After I got arrested my mother started going a bit nuts – she started panicking and getting ideas in her head that I was dealing and that I was in a gang. Her aggro made me smoke more and made me want to be out the house more. I got a YOT when I got arrested but my mother wasn’t satisfied – she wanted me to go to prison to teach me a lesson. It’s things like this that make me think my mother wants nothing good for my life. She searched my room and found my weed box and finally decided she wanted me out, so she kicked me out with no clothes and forbade any family members from taking me in.

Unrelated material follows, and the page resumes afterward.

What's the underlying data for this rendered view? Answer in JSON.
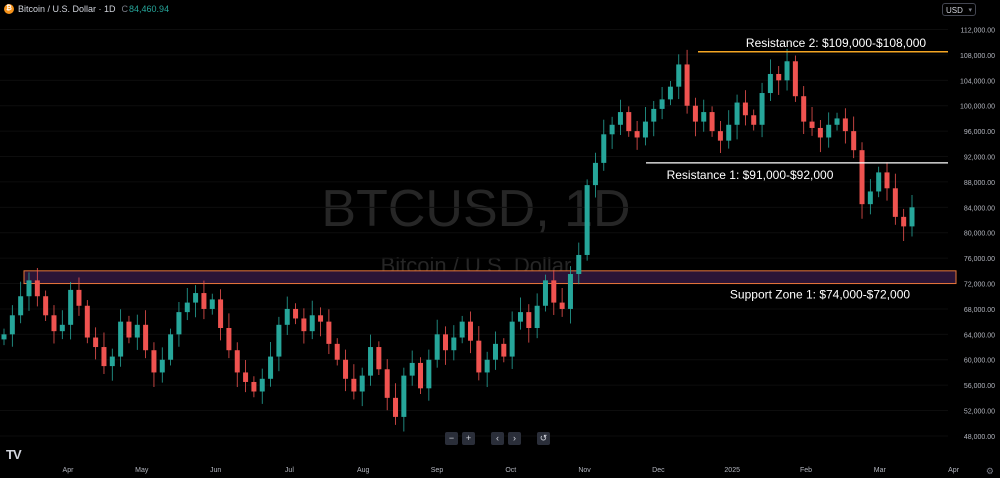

For two weeks I was moving from one friend’s sofa to another and I couldn’t go to college. Mum wouldn’t answer my calls and when I went to the house she’d pretend she wasn’t in. If it wasn’t for support from my friends and from the people at the YOT who helped me get a hostel, I’m not sure what I would have done. There were times when I wanted to leave college as I felt I had no future anymore. Many people have told me that I should just stop smoking weed but I feel that’s unnecessary. I’ve decided to cut down and only smoke on weekends, and hopefully gradually I’ll go back to only smoking occasionally like on friends’ birthdays and New Year’s like I used to. I don’t think weed is bad in small doses – this is what my mother clearly failed to understand and this is why I have had to leave home indefinitely. I do hope one day we’ll resolve our issues. My getting a place may give us the space that we need to build a bridge and redefine the relationship we lost a long time ago.